Steamed Japanese Yam Custard Soup
Lily Bulb, Taro Potato, Morel Mushroom, Green Pea, Yomogi-Fu

蓬麩 百合根 モリーユ茸 長芋 三度豆 鼈甲あん

The bowl arrived covered with a thin piece of cedar decorated with characters representing fires in the hills above Kyoto as part of an annual Buddhist festival. The soup had a gelatinous quality, much appreciated in Japan. The various vegetable pieces added interesting freshness. There was no sake paired with the soup.


Grilled Oden Stew
Daikon Radish, Carrot, Potato, Konnyaku Yam Noodles, Corn-Fu

Steamed Vegetables with Onion Ponzu Sauce
Shiitake Mushroom, Lotus Root, Artichokes, Yellow Onion

Watermelon Jelly


蒸し野菜 玉葱ポン酢


This pretty and elaborate plate was described as our main course when it was served, although it was nowhere near the end. I thought that the stew was an odd choice for August; it was heavy and more appropriate for winter despite the summery green noodle topping. The vegetables cooked en papillote in paper were also winter types, but the effect was lighter, with the aroma of the onion pervading the others. The watermelon jelly, with what seemed to be small apple chunks inside, was more seasonal and enjoyable.
The sake was Denshin Yuki (Junmai Ginjo) Fukui. “Dry, pure and gentle with a fragrant and refreshing taste.”


We then shared a special dish of the evening not on the menu:
Fried round Japanese eggplant topped with okra, zucchini, daikon and a generous portion of black summer truffle slices.

This had nice flavors, but the vegetables were overcooked and mushy. A slice or two of truffle added to each mouthful made the dish more interesting.


Chilled Summer Cucumber
Chinese Cabbage, Housemade Fried Tofu, Ginger, Onion Chive

太胡瓜 白菜 厚揚げ 針生姜 浅葱

The cucumber rounds, cabbage and tofu cube had been cooked and then chilled. They were served on a cold, clear broth and topped with finely jullienned ginger.
The sake was Born (Junmai Daiginjo) Fukui. “Powerful, complex aroma and elegant flavor with dry finish.”


Vegetable Sushi
Cabbage, Daikon Radish, Tomato-Fu

Somen Noodles with Housemade Tomato Sauce

野菜にぎり がり

The three vegetable rounds topped sushi rice as if they were fish.
Somen noodles are thinner than udon and are  traditionally served cold.
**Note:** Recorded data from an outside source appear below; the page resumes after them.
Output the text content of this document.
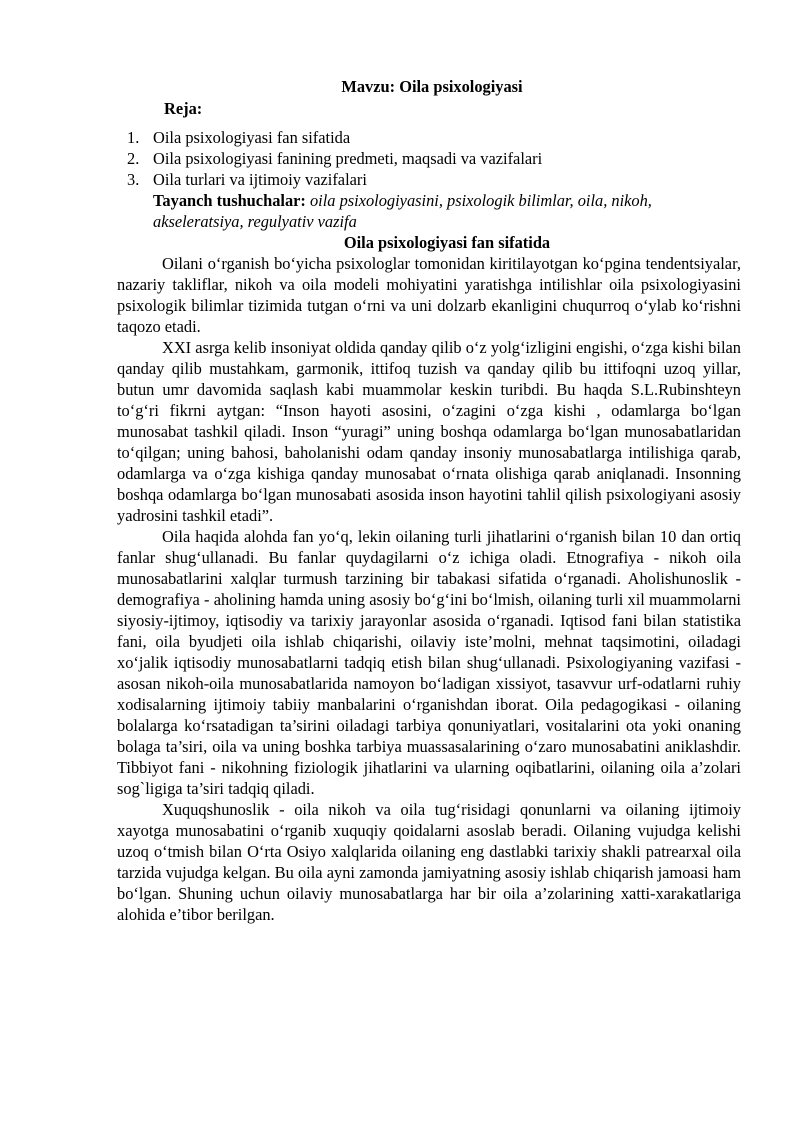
Mavzu: Oila psixologiyasi

Reja:

1. Oila psixologiyasi fan sifatida
2. Oila psixologiyasi fanining predmeti, maqsadi va vazifalari
3. Oila turlari va ijtimoiy vazifalari

Tayanch tushuchalar: oila psixologiyasini, psixologik bilimlar, oila, nikoh, akseleratsiya, regulyativ vazifa

Oila psixologiyasi fan sifatida

Oilani o‘rganish bo‘yicha psixologlar tomonidan kiritilayotgan ko‘pgina tendentsiyalar, nazariy takliflar, nikoh va oila modeli mohiyatini yaratishga intilishlar oila psixologiyasini psixologik bilimlar tizimida tutgan o‘rni va uni dolzarb ekanligini chuqurroq o‘ylab ko‘rishni taqozo etadi.

XXI asrga kelib insoniyat oldida qanday qilib o‘z yolg‘izligini engishi, o‘zga kishi bilan qanday qilib mustahkam, garmonik, ittifoq tuzish va qanday qilib bu ittifoqni uzoq yillar, butun umr davomida saqlash kabi muammolar keskin turibdi. Bu haqda S.L.Rubinshteyn to‘g‘ri fikrni aytgan: “Inson hayoti asosini, o‘zagini o‘zga kishi , odamlarga bo‘lgan munosabat tashkil qiladi. Inson “yuragi” uning boshqa odamlarga bo‘lgan munosabatlaridan to‘qilgan; uning bahosi, baholanishi odam qanday insoniy munosabatlarga intilishiga qarab, odamlarga va o‘zga kishiga qanday munosabat o‘rnata olishiga qarab aniqlanadi. Insonning boshqa odamlarga bo‘lgan munosabati asosida inson hayotini tahlil qilish psixologiyani asosiy yadrosini tashkil etadi”.

Oila haqida alohda fan yo‘q, lekin oilaning turli jihatlarini o‘rganish bilan 10 dan ortiq fanlar shug‘ullanadi. Bu fanlar quydagilarni o‘z ichiga oladi. Etnografiya - nikoh oila munosabatlarini xalqlar turmush tarzining bir tabakasi sifatida o‘rganadi. Aholishunoslik - demografiya - aholining hamda uning asosiy bo‘g‘ini bo‘lmish, oilaning turli xil muammolarni siyosiy-ijtimoy, iqtisodiy va tarixiy jarayonlar asosida o‘rganadi. Iqtisod fani bilan statistika fani, oila byudjeti oila ishlab chiqarishi, oilaviy iste’molni, mehnat taqsimotini, oiladagi xo‘jalik iqtisodiy munosabatlarni tadqiq etish bilan shug‘ullanadi. Psixologiyaning vazifasi - asosan nikoh-oila munosabatlarida namoyon bo‘ladigan xissiyot, tasavvur urf-odatlarni ruhiy xodisalarning ijtimoiy tabiiy manbalarini o‘rganishdan iborat. Oila pedagogikasi - oilaning bolalarga ko‘rsatadigan ta’sirini oiladagi tarbiya qonuniyatlari, vositalarini ota yoki onaning bolaga ta’siri, oila va uning boshka tarbiya muassasalarining o‘zaro munosabatini aniklashdir. Tibbiyot fani - nikohning fiziologik jihatlarini va ularning oqibatlarini, oilaning oila a’zolari sog`ligiga ta’siri tadqiq qiladi.

Xuquqshunoslik - oila nikoh va oila tug‘risidagi qonunlarni va oilaning ijtimoiy xayotga munosabatini o‘rganib xuquqiy qoidalarni asoslab beradi. Oilaning vujudga kelishi uzoq o‘tmish bilan O‘rta Osiyo xalqlarida oilaning eng dastlabki tarixiy shakli patrearxal oila tarzida vujudga kelgan. Bu oila ayni zamonda jamiyatning asosiy ishlab chiqarish jamoasi ham bo‘lgan. Shuning uchun oilaviy munosabatlarga har bir oila a’zolarining xatti-xarakatlariga alohida e’tibor berilgan.
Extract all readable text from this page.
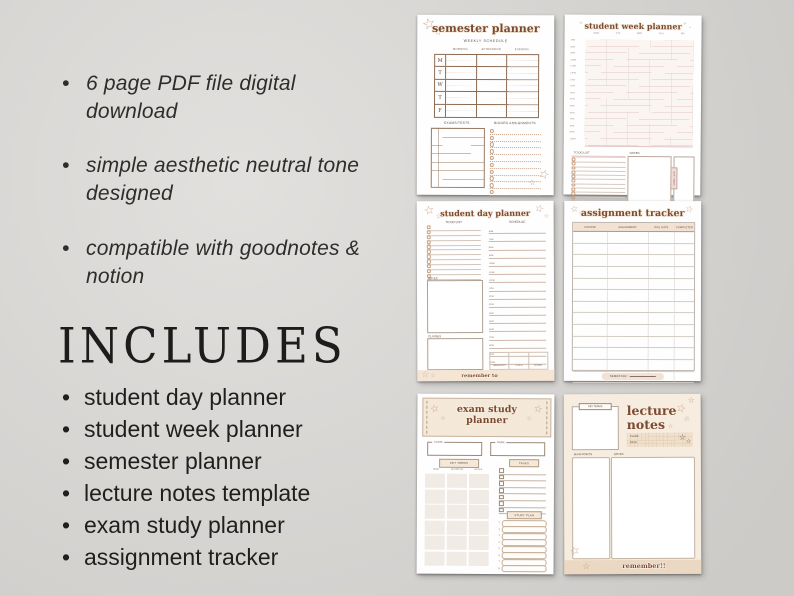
• 6 page PDF file digital download
• simple aesthetic neutral tone designed
• compatible with goodnotes & notion
INCLUDES
• student day planner
• student week planner
• semester planner
• lecture notes template
• exam study planner
• assignment tracker
☆
☆
semester planner
WEEKLY SCHEDULE
MORNING	AFTERNOON	EVENING
M
T
W
T
F
EXAMS/TESTS	BIGGER ASSIGNMENTS
☆
☆
✧
✧
✧
✧
student week planner
MON	TUE	WED	THU	FRI
7AM
8AM
9AM
10AM
11AM
12PM
1PM
2PM
3PM
4PM
5PM
6PM
7PM
8PM
9PM
10PM
TO DO LIST	NOTES
NEXT WEEK
☆
☆
☆
☆
student day planner
TO DO LIST
NOTES
CLASSES
SCHEDULE
6AM
7AM
8AM
9AM
10AM
11AM
12PM
1PM
2PM
3PM
4PM
5PM
6PM
7PM
8PM
9PM
10PM
BREAKFAST	LUNCH	DINNER
☆
☆
remember to
☆
☆
☆
☆
assignment tracker
COURSE	ASSIGNMENT	DUE DATE	COMPLETED
SEMESTER:
☆
☆
☆
☆
exam study
planner
CLASS	EXAM
KEY TERMS	TASKS
TERM	DEFINITION	NOTES
STUDY PLAN
1
2
3
4
5
6
7
8
KEY TERMS	lecture
notes
☆
☆
☆
☆
CLASS:
DATE:
☆
☆
MAIN POINTS	NOTES
☆
☆
remember!!
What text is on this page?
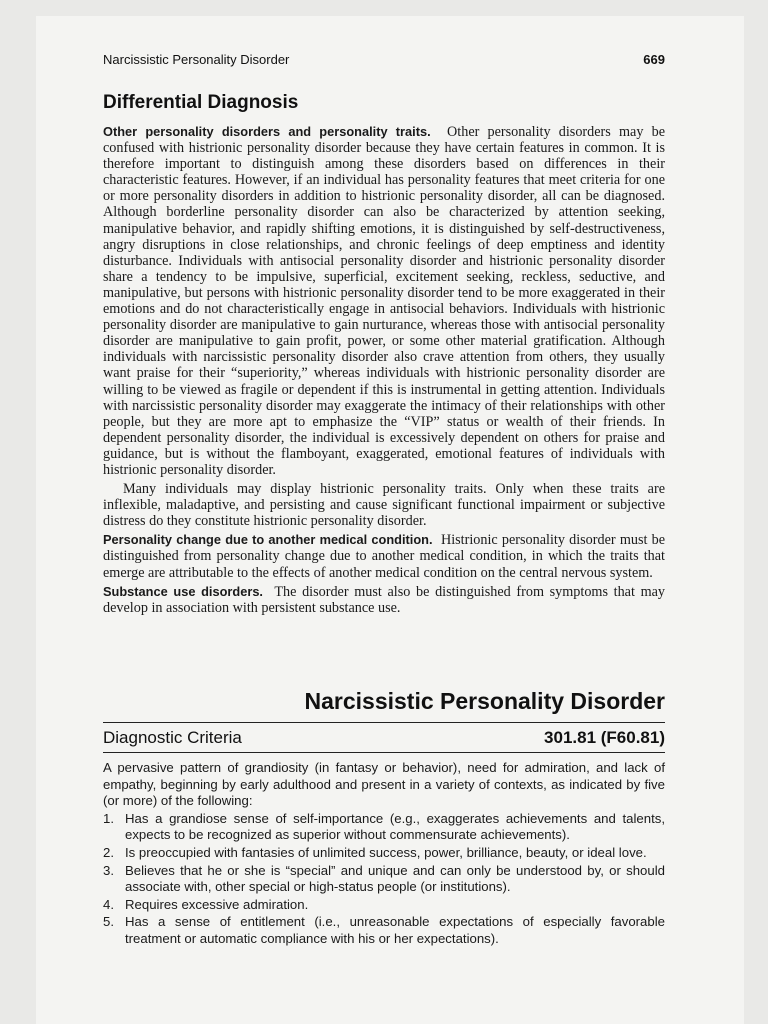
Narcissistic Personality Disorder	669
Differential Diagnosis

Other personality disorders and personality traits. Other personality disorders may be confused with histrionic personality disorder because they have certain features in common. It is therefore important to distinguish among these disorders based on differences in their characteristic features. However, if an individual has personality features that meet criteria for one or more personality disorders in addition to histrionic personality disorder, all can be diagnosed. Although borderline personality disorder can also be characterized by attention seeking, manipulative behavior, and rapidly shifting emotions, it is distinguished by self-destructiveness, angry disruptions in close relationships, and chronic feelings of deep emptiness and identity disturbance. Individuals with antisocial personality disorder and histrionic personality disorder share a tendency to be impulsive, superficial, excitement seeking, reckless, seductive, and manipulative, but persons with histrionic personality disorder tend to be more exaggerated in their emotions and do not characteristically engage in antisocial behaviors. Individuals with histrionic personality disorder are manipulative to gain nurturance, whereas those with antisocial personality disorder are manipulative to gain profit, power, or some other material gratification. Although individuals with narcissistic personality disorder also crave attention from others, they usually want praise for their “superiority,” whereas individuals with histrionic personality disorder are willing to be viewed as fragile or dependent if this is instrumental in getting attention. Individuals with narcissistic personality disorder may exaggerate the intimacy of their relationships with other people, but they are more apt to emphasize the “VIP” status or wealth of their friends. In dependent personality disorder, the individual is excessively dependent on others for praise and guidance, but is without the flamboyant, exaggerated, emotional features of individuals with histrionic personality disorder.

Many individuals may display histrionic personality traits. Only when these traits are inflexible, maladaptive, and persisting and cause significant functional impairment or subjective distress do they constitute histrionic personality disorder.

Personality change due to another medical condition. Histrionic personality disorder must be distinguished from personality change due to another medical condition, in which the traits that emerge are attributable to the effects of another medical condition on the central nervous system.

Substance use disorders. The disorder must also be distinguished from symptoms that may develop in association with persistent substance use.

Narcissistic Personality Disorder
Diagnostic Criteria	301.81 (F60.81)

A pervasive pattern of grandiosity (in fantasy or behavior), need for admiration, and lack of empathy, beginning by early adulthood and present in a variety of contexts, as indicated by five (or more) of the following:

1. Has a grandiose sense of self-importance (e.g., exaggerates achievements and talents, expects to be recognized as superior without commensurate achievements).
2. Is preoccupied with fantasies of unlimited success, power, brilliance, beauty, or ideal love.
3. Believes that he or she is “special” and unique and can only be understood by, or should associate with, other special or high-status people (or institutions).
4. Requires excessive admiration.
5. Has a sense of entitlement (i.e., unreasonable expectations of especially favorable treatment or automatic compliance with his or her expectations).
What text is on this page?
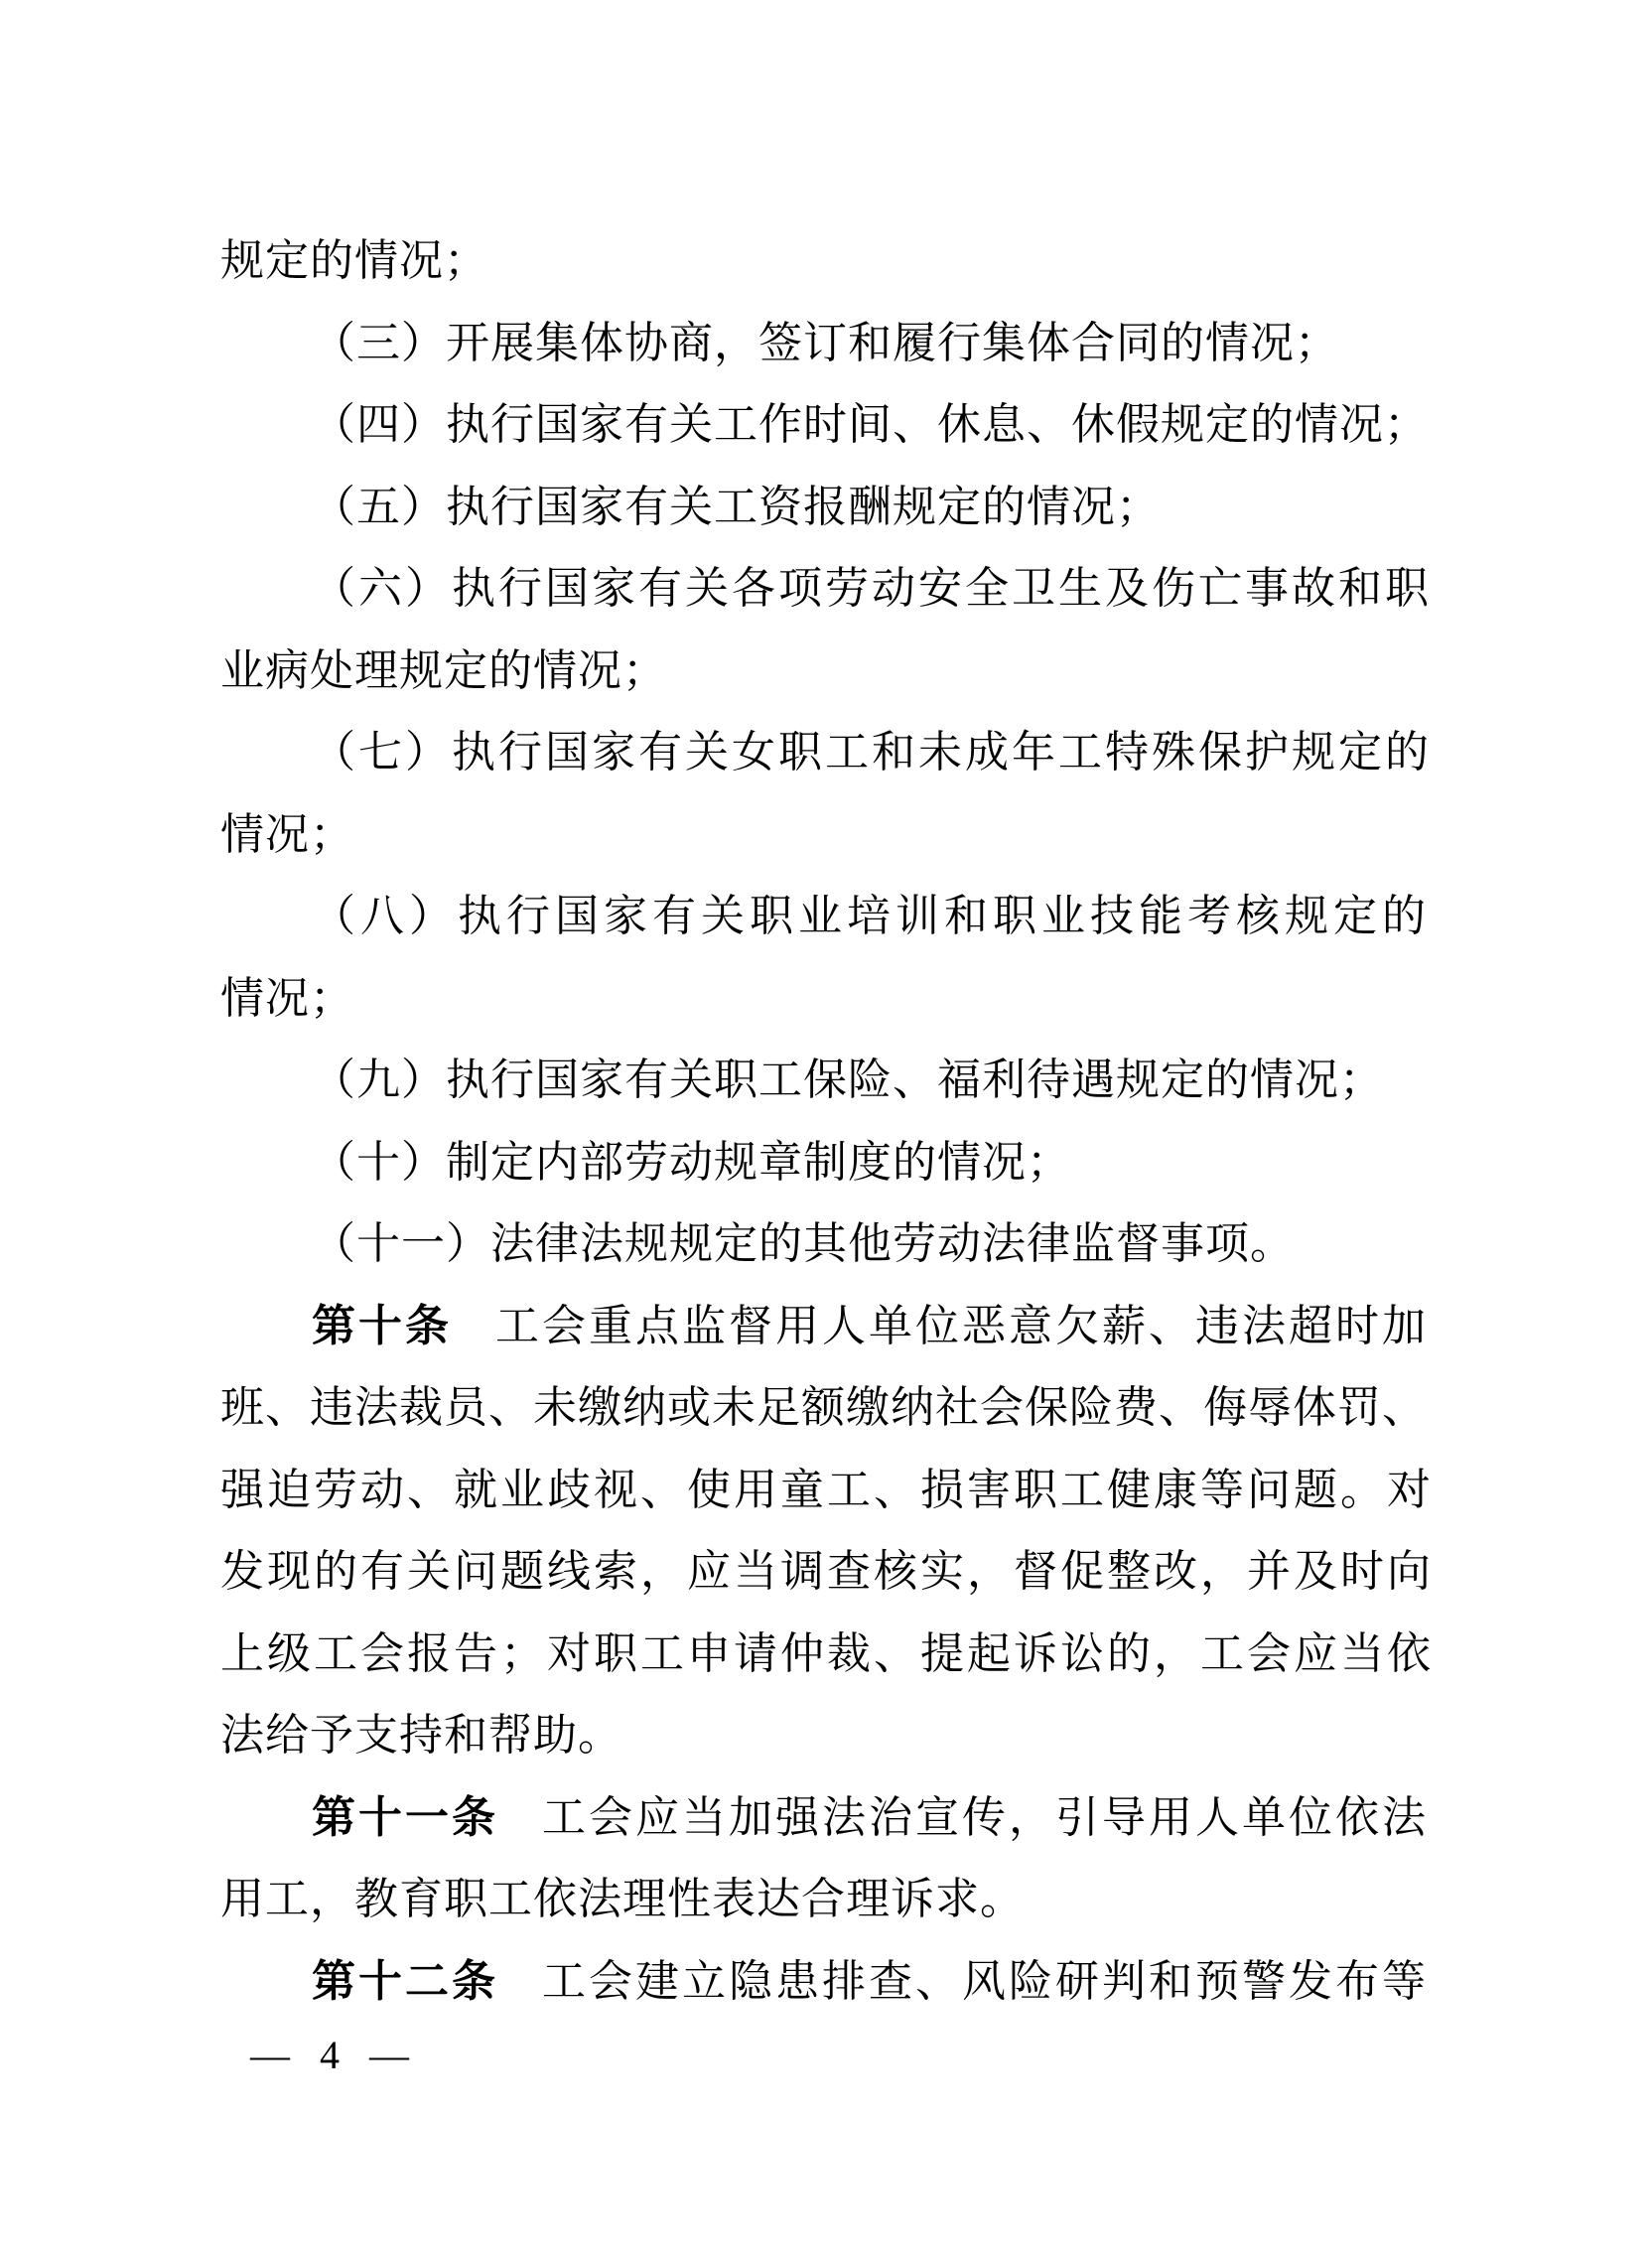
规定的情况；
（三）开展集体协商，签订和履行集体合同的情况；
（四）执行国家有关工作时间、休息、休假规定的情况；
（五）执行国家有关工资报酬规定的情况；
（六）执行国家有关各项劳动安全卫生及伤亡事故和职
业病处理规定的情况；
（七）执行国家有关女职工和未成年工特殊保护规定的
情况；
（八）执行国家有关职业培训和职业技能考核规定的
情况；
（九）执行国家有关职工保险、福利待遇规定的情况；
（十）制定内部劳动规章制度的情况；
（十一）法律法规规定的其他劳动法律监督事项。
第十条 工会重点监督用人单位恶意欠薪、违法超时加
班、违法裁员、未缴纳或未足额缴纳社会保险费、侮辱体罚、
强迫劳动、就业歧视、使用童工、损害职工健康等问题。对
发现的有关问题线索，应当调查核实，督促整改，并及时向
上级工会报告；对职工申请仲裁、提起诉讼的，工会应当依
法给予支持和帮助。
第十一条 工会应当加强法治宣传，引导用人单位依法
用工，教育职工依法理性表达合理诉求。
第十二条 工会建立隐患排查、风险研判和预警发布等
— 4 —
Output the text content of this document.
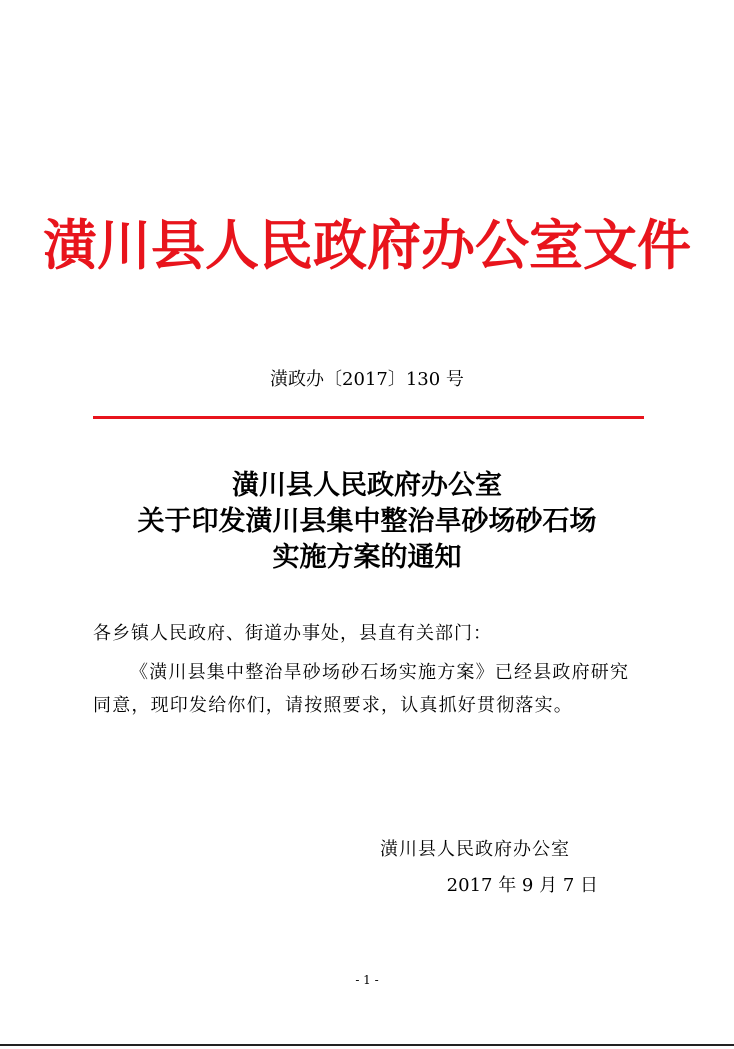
潢川县人民政府办公室文件
潢政办〔2017〕130 号
潢川县人民政府办公室
关于印发潢川县集中整治旱砂场砂石场
实施方案的通知
各乡镇人民政府、街道办事处，县直有关部门：
《潢川县集中整治旱砂场砂石场实施方案》已经县政府研究同意，现印发给你们，请按照要求，认真抓好贯彻落实。
潢川县人民政府办公室
2017 年 9 月 7 日
- 1 -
The fresh tomato sauce was seasonal and good. It was also complementary to the two cold eggplant rounds on top.
Oze no Yukidoke (Junmai) Gunma: “Super dry with full body; perfect pair with food.”


Kabocha Squash Pudding
Lotus Root Donut, Lotus Seeds

カボチャしるこ 蓮根団子 蓮の実

The “pudding” was made with Kabocha squash, which is a winter vegetable. The lotus seed and donut hole  added interest. We were asked to alternate spoonfuls of the dessert with bites of the yuzu skin cooked in miso, which was a nice sweet and sour alternation.


 Matcha with Candies by Kyoto Shioyoshiken

抹茶とお干菓子 京都塩芳軒より

The candies were quite sweet; the green tea was very frothy and good.

We enjoyed the meal, but were disappointed that it was not at the level of the meals we have had before under the previous chef. The number of out of season vegetables was surprising. The new chef should have adapted to what he can find in New York by now. He is close to the Union Square Green Market which is a source for many New York chefs. One can find fresh Japanese produce, such as shishito and fushimi peppers, there. An August menu without sweet corn is a mistake which the previous chef did not make.

Our waitress told us that Kajitsu will be moving this winter to a new location in East Midtown. It will be a two story restaurant with lunch served on the ground floor. We are looking forward to the change and will try it again in hopes that the new chef has settled in and reached the level of the former chef.